Hello all!
I am currently planning out my first homelab and I have been having an immense amount of trouble finding the right configuration for my first home server. I have been bouncing back and forth between platforms and I just feel nervous about making the wrong choices.
My needs really aren’t so crazy, the main purpose of this server will be NAS, and so I will likely put a good bit of the budget into storage. Though, I would also love to run some docker containers here and there for things like Jellyfin, Pi-hole, and Home Assistant. I also would be running some other random Linux VMs, but nothing too critical.
The only three things I really care about otherwise are decent hardware transcoding, power efficiency, and support for ECC memory.
I am considering picking up an older Kaby Lake i3 7100 or maybe a newer i3 10100 and going from there, as the base system would be rather inexpensive this way. But part of me also wonders if I should step up to something with 6 cores. Or maybe there is another option all together that is better?
It may be worth getting a dedicated NAS and also getting a mini pc.
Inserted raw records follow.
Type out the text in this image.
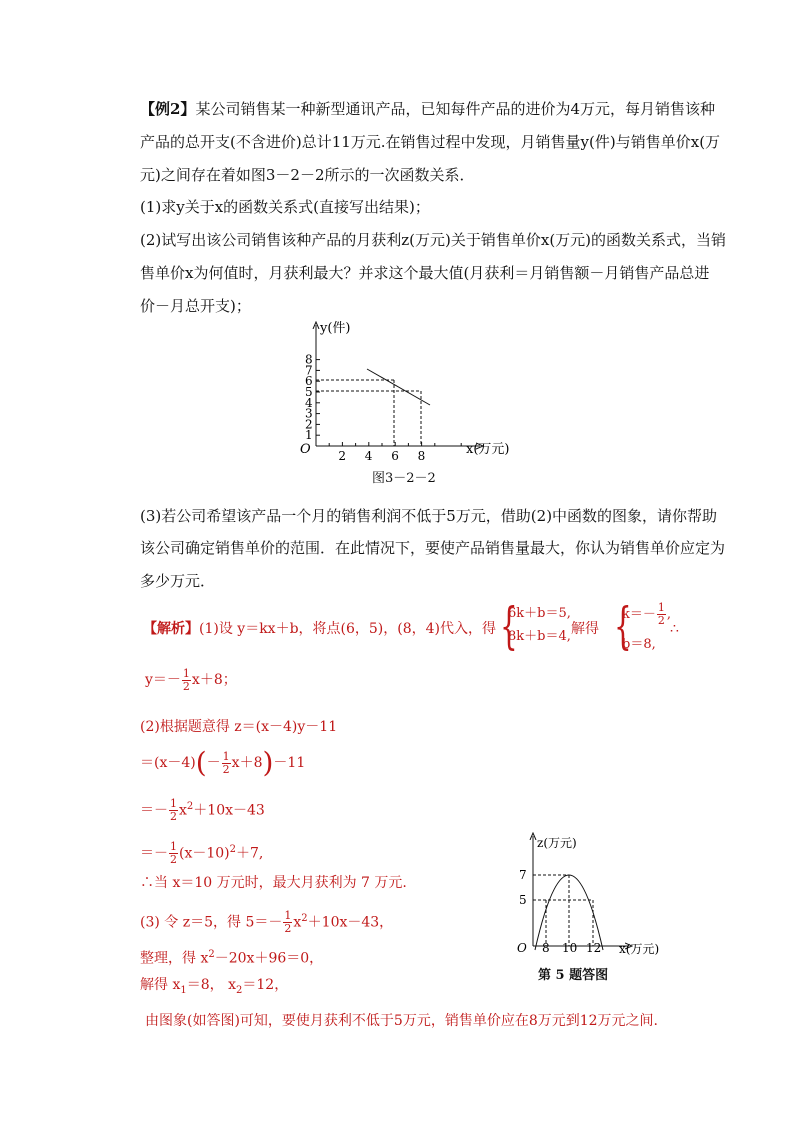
【例2】某公司销售某一种新型通讯产品，已知每件产品的进价为4万元，每月销售该种
产品的总开支(不含进价)总计11万元.在销售过程中发现，月销售量y(件)与销售单价x(万
元)之间存在着如图3－2－2所示的一次函数关系．
(1)求y关于x的函数关系式(直接写出结果)；
(2)试写出该公司销售该种产品的月获利z(万元)关于销售单价x(万元)的函数关系式，当销
售单价x为何值时，月获利最大？并求这个最大值(月获利＝月销售额－月销售产品总进
价－月总开支)；
1
2
3
4
5
6
7
8
2 4 6 8
y(件)
x(万元)
O
图3－2－2
(3)若公司希望该产品一个月的销售利润不低于5万元，借助(2)中函数的图象，请你帮助
该公司确定销售单价的范围．在此情况下，要使产品销售量最大，你认为销售单价应定为
多少万元．
【解析】(1)设 y＝kx＋b，将点(6，5)，(8，4)代入，得 {
6k＋b＝5,
8k＋b＝4, 解得 {
$k=- \frac{1}{2}$ ,
b＝8,
∴
$y=- \frac{1}{2} x+8$；
(2)根据题意得 z＝(x－4)y－11
$=(x-4)(- \frac{1}{2} x+8)-11$
＝－ $\frac{1}{2} x^2+10x-43$
＝－ $\frac{1}{2} (x-10)^2+7$,
∴当 x＝10 万元时，最大月获利为 7 万元.
(3) 令 z＝5，得 $5=- \frac{1}{2} x^2+10x-43$，
整理，得 $x^2-20x+96=0$，
解得 $x_1=8$， $x_2=12$，
由图象(如答图)可知，要使月获利不低于5万元，销售单价应在8万元到12万元之间.
z(万元)
x(万元)
O
7
5
8 10 12
第 5 题答图
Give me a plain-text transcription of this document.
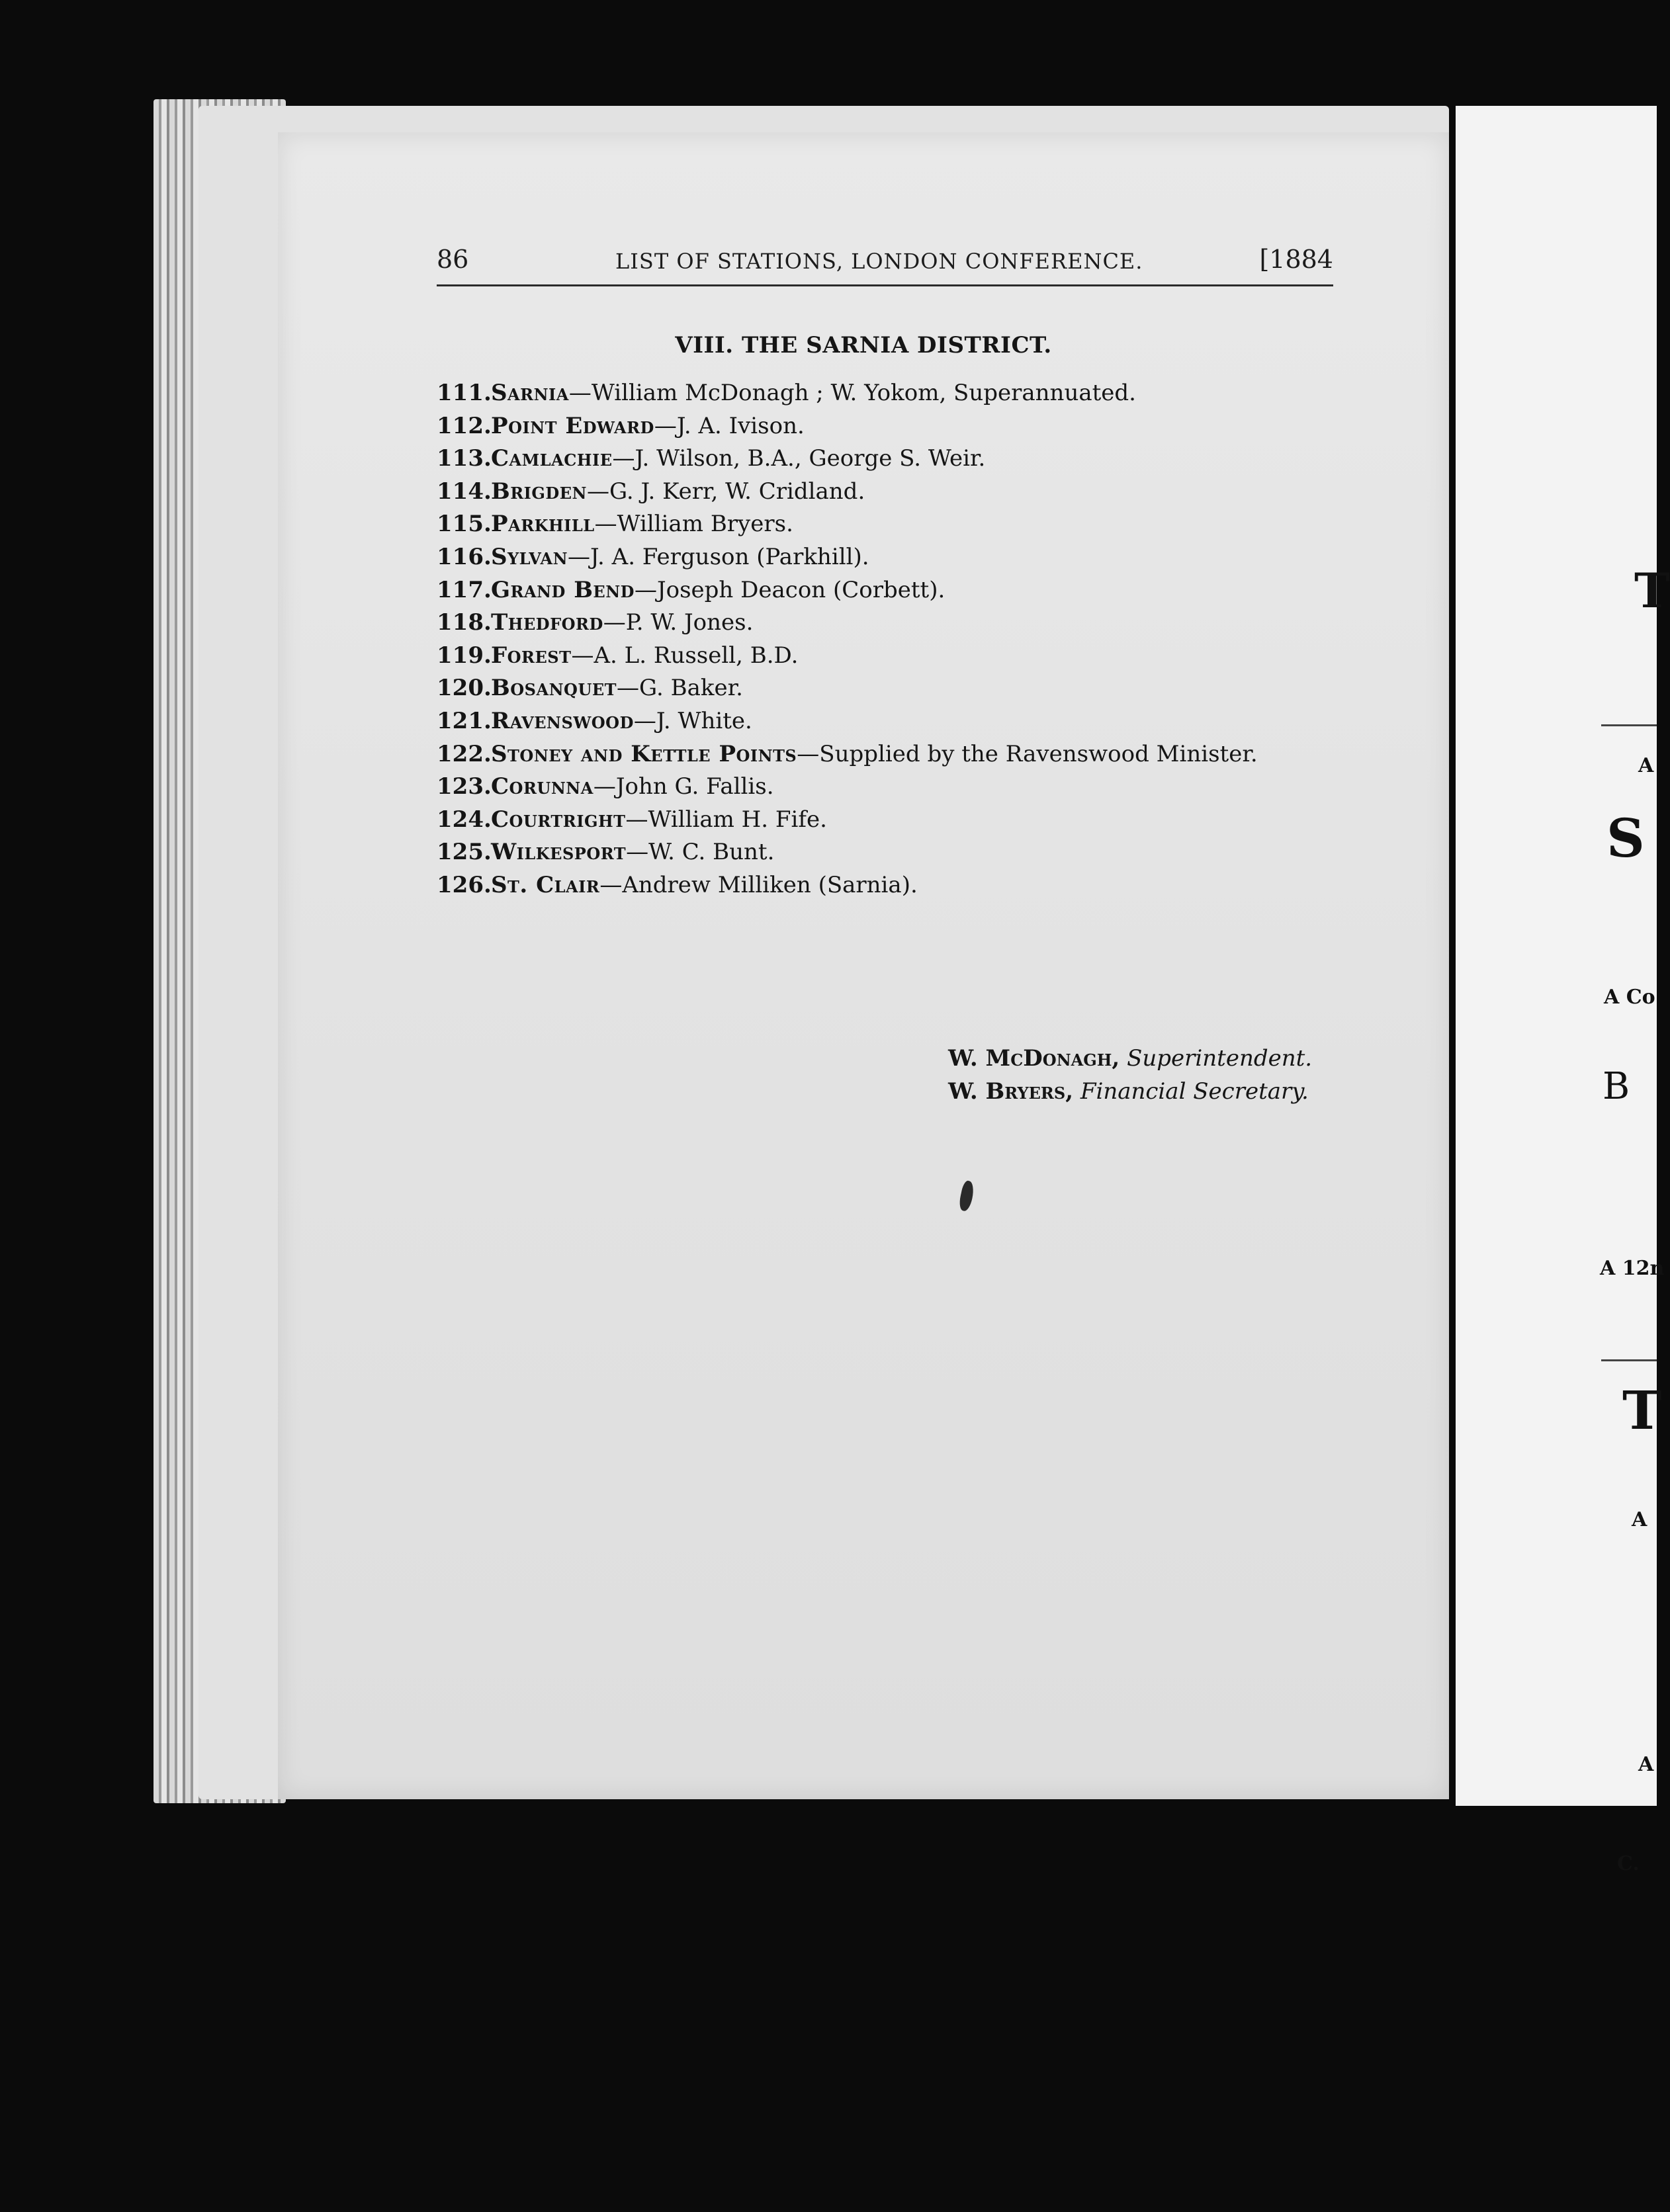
86	LIST OF STATIONS, LONDON CONFERENCE.	[1884
VIII. THE SARNIA DISTRICT.
111.Sarnia—William McDonagh ; W. Yokom, Superannuated.
112.Point Edward—J. A. Ivison.
113.Camlachie—J. Wilson, B.A., George S. Weir.
114.Brigden—G. J. Kerr, W. Cridland.
115.Parkhill—William Bryers.
116.Sylvan—J. A. Ferguson (Parkhill).
117.Grand Bend—Joseph Deacon (Corbett).
118.Thedford—P. W. Jones.
119.Forest—A. L. Russell, B.D.
120.Bosanquet—G. Baker.
121.Ravenswood—J. White.
122.Stoney and Kettle Points—Supplied by the Ravenswood Minister.
123.Corunna—John G. Fallis.
124.Courtright—William H. Fife.
125.Wilkesport—W. C. Bunt.
126.St. Clair—Andrew Milliken (Sarnia).
W. McDonagh, Superintendent.
W. Bryers, Financial Secretary.
T
A
S
A Co
B
A 12n
T
A
A
C.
It may also be worth going the 12th gen route. Amazon has great deal used if you look. Sometimes a z690 board has enough features to get a used one over a new low end board. Like pcie bifurcation, more PCIE lanes, maybe more sata ports, 2.5G etc…
Go simple, low power and scale up if needed (it won’t be needed) I started with a 12400, and I barely touch more than a single core
Check Out serverbuilds.net
All depends on how much storage you need. You may be able get away with mini pc and an external usb drive.
I have an old dell optiplex that I shoved into a rosewill case with an HBA card and a stack of drives. That is currently running unraid and a handful of dockers.
It’s been running for a while now, waiting for me to replace my home desktop and recycle those parts into a “new” file server
IMO: A cheap way to get started would be an HP Z4 Gen4 from ebay. They’ll use the larger LGA Xeon chips from Skylake-x/Kaby Lake. Support more RAM and Cores than the traditional i3/i5/i7 boards. No KVM/iLO features, but reliable hardware for a modest price.